3. Cronquist (Cronquist system) from NY Botanical Garden and Takhtajan from Botanical Institute in St. Petersburg (Leningrad).

  • Working independently they both came up with strikingly similar classifications around 1968. Both represent syntheses of data from virtually all areas of botanical science, e.g. anatomy, genetics, physiology, paleobotany, chemistry, etc.
  • Cronquist's seems to have gained much wider reception and is now most popular, probably in large part to being in English.

Other work which has influenced modern taxonomy

I. By the beginning of the 20th century most botanists realized there were some problems with species concepts but most agreed that species were morphologically distinct entities. Also by beginning of this century the floras of Europe and Northern America were largely past the pioneer and consolidation phases and sufficiently well known that many scientists began experimental or biosystematic investigations of plants. Although not necessarily taxonomists and some not even botanists, their work has had profound influences on plant systematics.

A. O. Winge (1917) Denmark demonstrated the utility of using characters of chromosomes and noted different chromosome numbers in plants. Cytology, cytotaxonomy.

B. Turesson (1920's -30's) a Swede began experimental studies to document variation within species, genecology. Populations of species were adapted to different environments, ecotypes.

C. Camp and Gilly 1930-40's wrote on the species concept in plants. Plants much more complex than animals and no satisfactory single species definition. They recognized a dozen different types of species.

4. Clausen, Keck & Heisey 1940's began series of elaborate transplant experiments in different environments in California. Contributed significantly to ecotype concept. Important in speciation.

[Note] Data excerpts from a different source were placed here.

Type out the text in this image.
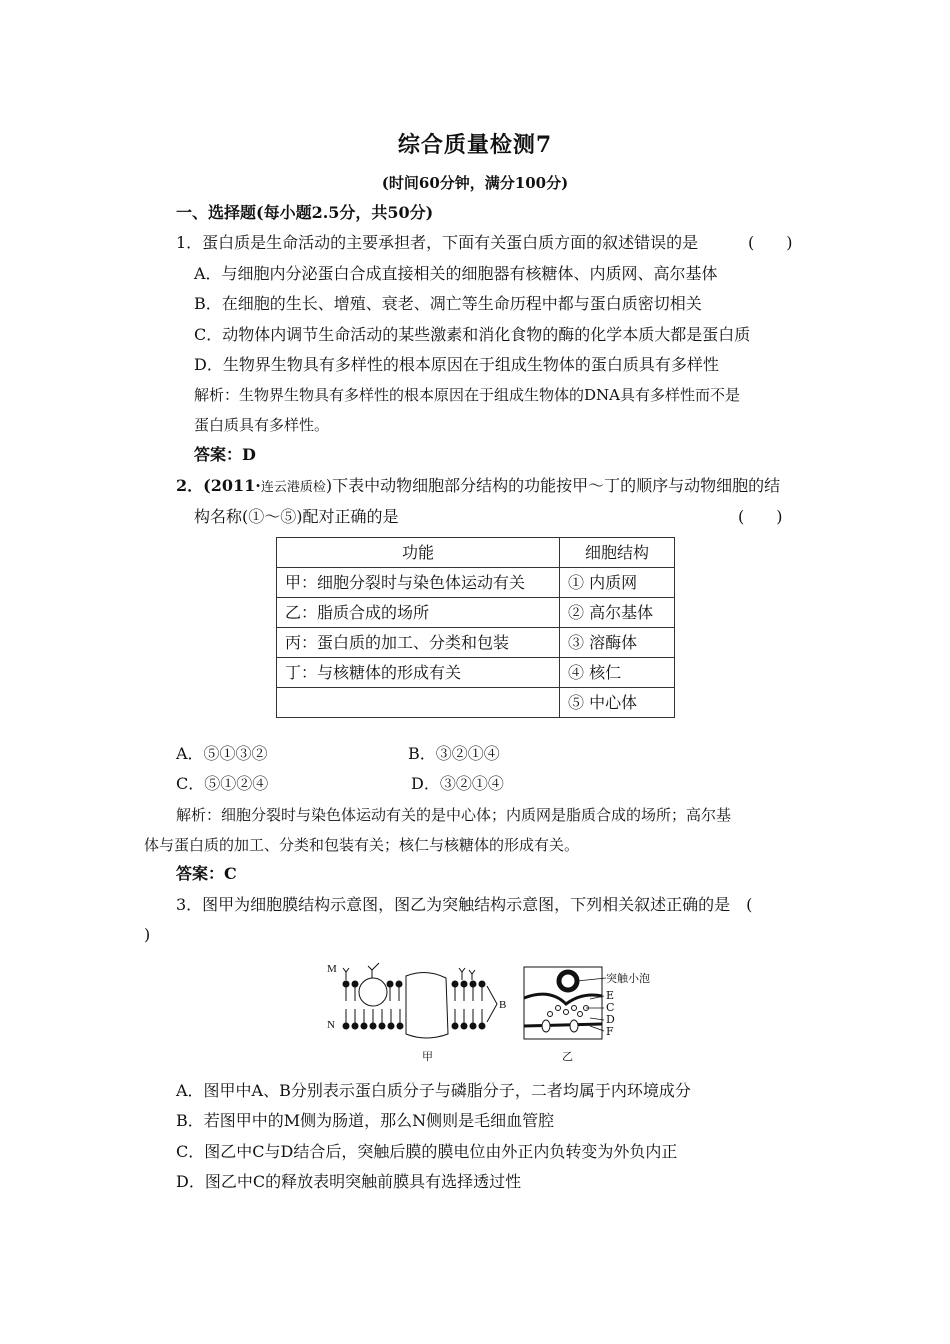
综合质量检测7
(时间60分钟，满分100分)
一、选择题(每小题2.5分，共50分)
1．蛋白质是生命活动的主要承担者，下面有关蛋白质方面的叙述错误的是	(　　)
A．与细胞内分泌蛋白合成直接相关的细胞器有核糖体、内质网、高尔基体
B．在细胞的生长、增殖、衰老、凋亡等生命历程中都与蛋白质密切相关
C．动物体内调节生命活动的某些激素和消化食物的酶的化学本质大都是蛋白质
D．生物界生物具有多样性的根本原因在于组成生物体的蛋白质具有多样性
解析：生物界生物具有多样性的根本原因在于组成生物体的DNA具有多样性而不是
蛋白质具有多样性。
答案：D
2．(2011·连云港质检)下表中动物细胞部分结构的功能按甲～丁的顺序与动物细胞的结
构名称(①～⑤)配对正确的是	(　　)
功能	细胞结构
甲：细胞分裂时与染色体运动有关	① 内质网
乙：脂质合成的场所	② 高尔基体
丙：蛋白质的加工、分类和包装	③ 溶酶体
丁：与核糖体的形成有关	④ 核仁
	⑤ 中心体
A．⑤①③②	B．③②①④
C．⑤①②④	D．③②①④
解析：细胞分裂时与染色体运动有关的是中心体；内质网是脂质合成的场所；高尔基
体与蛋白质的加工、分类和包装有关；核仁与核糖体的形成有关。
答案：C
3．图甲为细胞膜结构示意图，图乙为突触结构示意图，下列相关叙述正确的是　(
)
M
N
B
甲
突触小泡
E
C
D
F
乙
A．图甲中A、B分别表示蛋白质分子与磷脂分子，二者均属于内环境成分
B．若图甲中的M侧为肠道，那么N侧则是毛细血管腔
C．图乙中C与D结合后，突触后膜的膜电位由外正内负转变为外负内正
D．图乙中C的释放表明突触前膜具有选择透过性
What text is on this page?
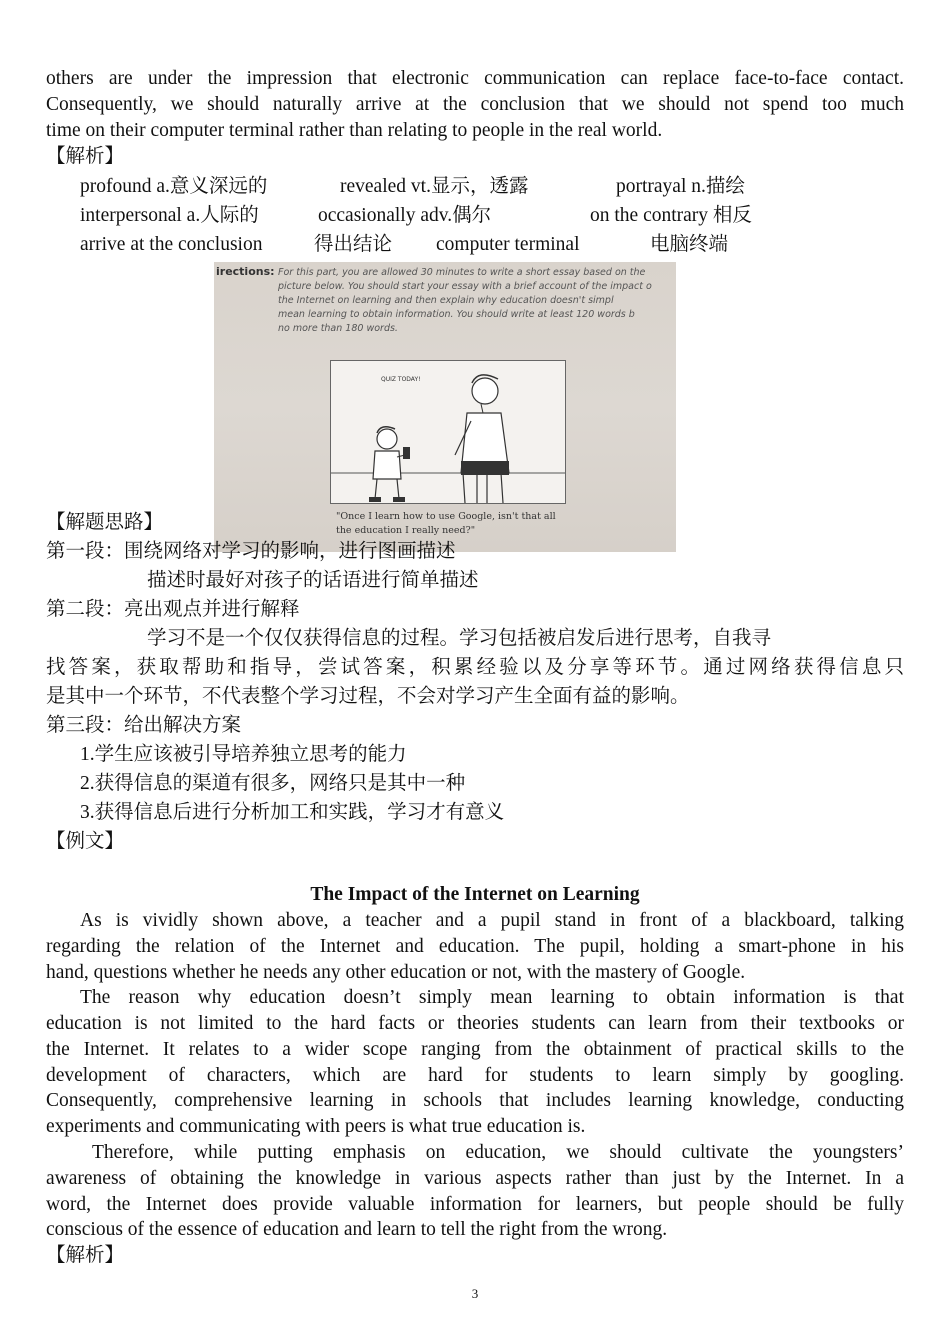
others are under the impression that electronic communication can replace face-to-face contact.
Consequently, we should naturally arrive at the conclusion that we should not spend too much
time on their computer terminal rather than relating to people in the real world.
【解析】
profound a.意义深远的	revealed vt.显示，透露	portrayal n.描绘
interpersonal a.人际的	occasionally adv.偶尔	on the contrary 相反
arrive at the conclusion	得出结论 computer terminal	电脑终端
irections: For this part, you are allowed 30 minutes to write a short essay based on the
picture below. You should start your essay with a brief account of the impact o
the Internet on learning and then explain why education doesn't simpl
mean learning to obtain information. You should write at least 120 words b
no more than 180 words.
QUIZ TODAY!
"Once I learn how to use Google, isn't that all
the education I really need?"
【解题思路】
第一段：围绕网络对学习的影响，进行图画描述
描述时最好对孩子的话语进行简单描述
第二段：亮出观点并进行解释
学习不是一个仅仅获得信息的过程。学习包括被启发后进行思考，自我寻
找答案，获取帮助和指导，尝试答案，积累经验以及分享等环节。通过网络获得信息只
是其中一个环节，不代表整个学习过程，不会对学习产生全面有益的影响。
第三段：给出解决方案
1.学生应该被引导培养独立思考的能力
2.获得信息的渠道有很多，网络只是其中一种
3.获得信息后进行分析加工和实践，学习才有意义
【例文】
The Impact of the Internet on Learning
As is vividly shown above, a teacher and a pupil stand in front of a blackboard, talking
regarding the relation of the Internet and education. The pupil, holding a smart-phone in his
hand, questions whether he needs any other education or not, with the mastery of Google.
The reason why education doesn’t simply mean learning to obtain information is that
education is not limited to the hard facts or theories students can learn from their textbooks or
the Internet. It relates to a wider scope ranging from the obtainment of practical skills to the
development of characters, which are hard for students to learn simply by googling.
Consequently, comprehensive learning in schools that includes learning knowledge, conducting
experiments and communicating with peers is what true education is.
Therefore, while putting emphasis on education, we should cultivate the youngsters’
awareness of obtaining the knowledge in various aspects rather than just by the Internet. In a
word, the Internet does provide valuable information for learners, but people should be fully
conscious of the essence of education and learn to tell the right from the wrong.
【解析】
3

5. Huxley 1940 edited New Systematics argued that old taxonomy was dead and new approaches were needed.

6. Alston & Turner 1959 Biochemical Systematics recognized the importance of chemistry in taxonomy

7. Hennig - 1966 a German zoologist published work on phylogenetic analysis called cladistics. Once this work was translated, it had a major influence on plant classification. It set out some rules and procedures for phylogenetic analysis and has had a major influence on modern plant taxonomy. We'll cover some aspects of cladistic analysis.

8. Palmer early 1980's - field of molecular systematics, began using DNA analyses.

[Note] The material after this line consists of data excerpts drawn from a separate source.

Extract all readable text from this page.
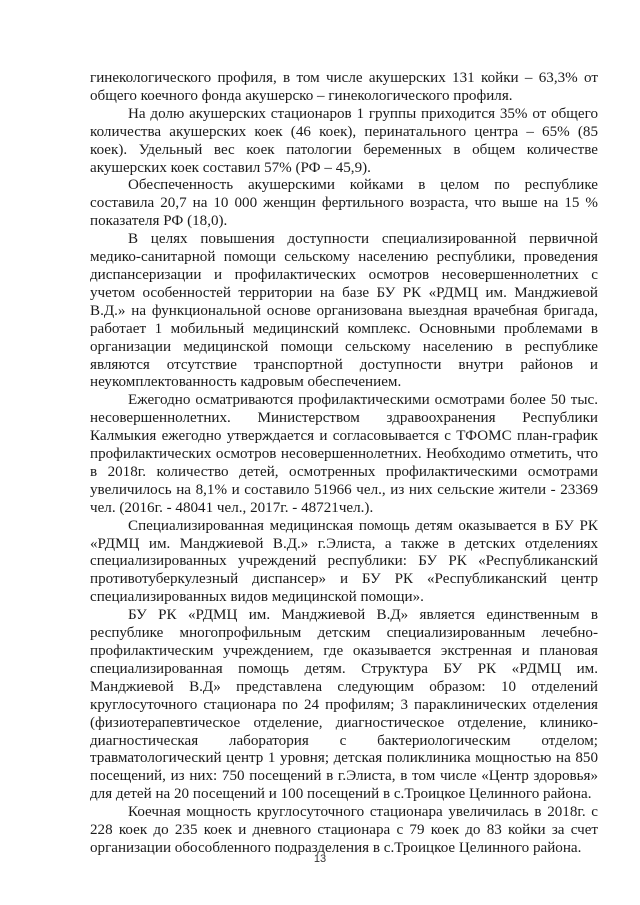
гинекологического профиля, в том числе акушерских 131 койки – 63,3% от общего коечного фонда акушерско – гинекологического профиля.

На долю акушерских стационаров 1 группы приходится 35% от общего количества акушерских коек (46 коек), перинатального центра – 65% (85 коек). Удельный вес коек патологии беременных в общем количестве акушерских коек составил 57% (РФ – 45,9).

Обеспеченность акушерскими койками в целом по республике составила 20,7 на 10 000 женщин фертильного возраста, что выше на 15 % показателя РФ (18,0).

В целях повышения доступности специализированной первичной медико-санитарной помощи сельскому населению республики, проведения диспансеризации и профилактических осмотров несовершеннолетних с учетом особенностей территории на базе БУ РК «РДМЦ им. Манджиевой В.Д.» на функциональной основе организована выездная врачебная бригада, работает 1 мобильный медицинский комплекс. Основными проблемами в организации медицинской помощи сельскому населению в республике являются отсутствие транспортной доступности внутри районов и неукомплектованность кадровым обеспечением.

Ежегодно осматриваются профилактическими осмотрами более 50 тыс. несовершеннолетних. Министерством здравоохранения Республики Калмыкия ежегодно утверждается и согласовывается с ТФОМС план-график профилактических осмотров несовершеннолетних. Необходимо отметить, что в 2018г. количество детей, осмотренных профилактическими осмотрами увеличилось на 8,1% и составило 51966 чел., из них сельские жители - 23369 чел. (2016г. - 48041 чел., 2017г. - 48721чел.).

Специализированная медицинская помощь детям оказывается в БУ РК «РДМЦ им. Манджиевой В.Д.» г.Элиста, а также в детских отделениях специализированных учреждений республики: БУ РК «Республиканский противотуберкулезный диспансер» и БУ РК «Республиканский центр специализированных видов медицинской помощи».

БУ РК «РДМЦ им. Манджиевой В.Д» является единственным в республике многопрофильным детским специализированным лечебно-профилактическим учреждением, где оказывается экстренная и плановая специализированная помощь детям. Структура БУ РК «РДМЦ им. Манджиевой В.Д» представлена следующим образом: 10 отделений круглосуточного стационара по 24 профилям; 3 параклинических отделения (физиотерапевтическое отделение, диагностическое отделение, клинико-диагностическая лаборатория с бактериологическим отделом; травматологический центр 1 уровня; детская поликлиника мощностью на 850 посещений, из них: 750 посещений в г.Элиста, в том числе «Центр здоровья» для детей на 20 посещений и 100 посещений в с.Троицкое Целинного района.

Коечная мощность круглосуточного стационара увеличилась в 2018г. с 228 коек до 235 коек и дневного стационара с 79 коек до 83 койки за счет организации обособленного подразделения в с.Троицкое Целинного района.

13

Current taxonomic activities are largely concentrated in three major areas:

1. Monographs - detailed investigations of a particular taxon, i.e. a genus, subgenus, section, species etc. Includes complete descriptions, distributions, keys to the taxa and other information such as chromosome numbers, historical or ecological data.

2. Floristics - inventories and manuals of plants for particular regions. Still much to be done. Great Plains Flora, Jepson Manual for California, Flora of North America. Major emphasis in tropical areas.

3. Biosystematic or evolutionary - modern methods to investigate phylogenetic relationships. Often part of monographic works.